Em Parada e Grijó de Parada, também no concelho de Bragança, faz-se a galhofa que não é nada mais nada menos que uma espécie de luta greco-romana. Dois rapazes, num palheiro ou armazém, pela noite, lutam e vão- -se eliminando até que fique um único vencedor. Já por Vinhais, em Rebordelo e Vale das Fontes, faz- -se a encamisada. Esta ronda nocturna consiste em percorrer a aldeia e é obrigatório ir parando e entrando em todas as casas. Segundo António Tiza, este é um ritual antigo que, há pelo menos cinco séculos, era celebrado pela própria nobreza nas cidades grandes, por altura do carnaval.
Em Ousilhão, ainda no concelho de Vinhais, há outro tipo de visita: quatro rapazes, a que chamam moços, com lenços e castanholas, vão de casa em casa e à sua espera têm uma mesa onde não faltam as iguarias do Natal. Por ali dança-se e canta-se ao som das castanholas, à volta da mesa. António Tiza confirma que todas as manifestações, aconteçam onde acontecerem, nos levam ao que os homens devem ter e ser na vida adulta: destreza e resistência, testada na galhofa e na corrida às rosca; secretismo, explícito no sigilo que manda a escrita e reserva das loas para a crítica social; e gentileza, através das rondas e visitas pela aldeia a saudar os habitantes.
Devolver a festa ao povo
As celebrações do primeiro ciclo das festas de inverno têm vindo a ser recuperadas em vários pontos da Terra Fria, possivelmente por causa da dinâmica e importância que as máscaras e os mascarados estão a assumir, no país e no mundo António Tiza revela que, Pinela, em Bragança, foi uma das localidades que quis devolver a festa ao povo.
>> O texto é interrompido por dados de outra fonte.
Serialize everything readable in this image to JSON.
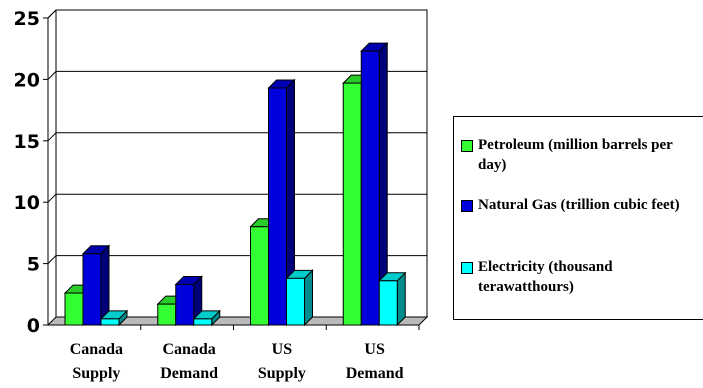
{
  "chart_data": {
    "type": "bar",
    "categories": [
      "Canada Supply",
      "Canada Demand",
      "US Supply",
      "US Demand"
    ],
    "category_lines": [
      [
        "Canada",
        "Supply"
      ],
      [
        "Canada",
        "Demand"
      ],
      [
        "US",
        "Supply"
      ],
      [
        "US",
        "Demand"
      ]
    ],
    "series": [
      {
        "name": "Petroleum (million barrels per day)",
        "values": [
          2.6,
          1.7,
          8.0,
          19.7
        ],
        "color": "#33ff33"
      },
      {
        "name": "Natural Gas (trillion cubic feet)",
        "values": [
          5.8,
          3.3,
          19.3,
          22.3
        ],
        "color": "#0000dd"
      },
      {
        "name": "Electricity (thousand terawatthours)",
        "values": [
          0.5,
          0.5,
          3.8,
          3.6
        ],
        "color": "#00ffff"
      }
    ],
    "ylim": [
      0,
      25
    ],
    "yticks": [
      0,
      5,
      10,
      15,
      20,
      25
    ],
    "grid": true,
    "three_d": true,
    "legend_position": "right",
    "title": "",
    "xlabel": "",
    "ylabel": ""
  }
}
A celebração, no dia de Natal, foi recuperada há meia dúzia de anos e tem como essência um charolo de roscas, que também existe em Parada e Outeiro. Mogadouro também tem, pelo menos, duas tradições renascidas: o careto de Valverde, na freguesia que lhe dá nome, e Vilarinho dos Galegos vê novamente na agenda das festas de inverno o mascarão e a mascarinha, figuras que saem no dia reis para pedir esmola para o Menino Jesus. Já em Miranda do Douro, o velho e a galdrapada, de São Pedro da Silva, é outra das celebrações recuperadas.
Há careto ou não há careto?
As festividades têm, em várias aldeias, a presença de mascarados mas não é obrigatório. Contudo, António Tiza está convicto que nem sempre assim foi e que noutros tempos, dos quais não há registo nem memória, os caretos integrariam todas as celebrações onde quer que acontecessem. Ora veja-se: não há grandes diferenças entre a alta e a baixa Lombada, em Bragança, mas a verdade é que Guadramil, já no extremo da alta, teve uma festa com mascarados, perdida nos anos 50. Se Guadramil teve e se, ainda agora, Aveleda, Rio de Onor e Varge têm, porquê razão Babe, Deilão e São Julião, que mantêm apenas a festa sem os caretos, não haveriam de ter tido? Alfaião é outro bom exemplo. Segundo o livro “Máscaras Portuguesas”, de Benjamim Pereira, publicado em começos dos anos 70, é mencionado o mascarado de Alfaião mas, apesar de tudo, hoje a festa faz-se sem a sua figura.
Ainda assim, com ou sem o rosto a nu, a Terra Fria vive, por estes dias, celebrações, cuja origem se perde na memória do tempo, que são como que um cartão de identidade destas nossas terras.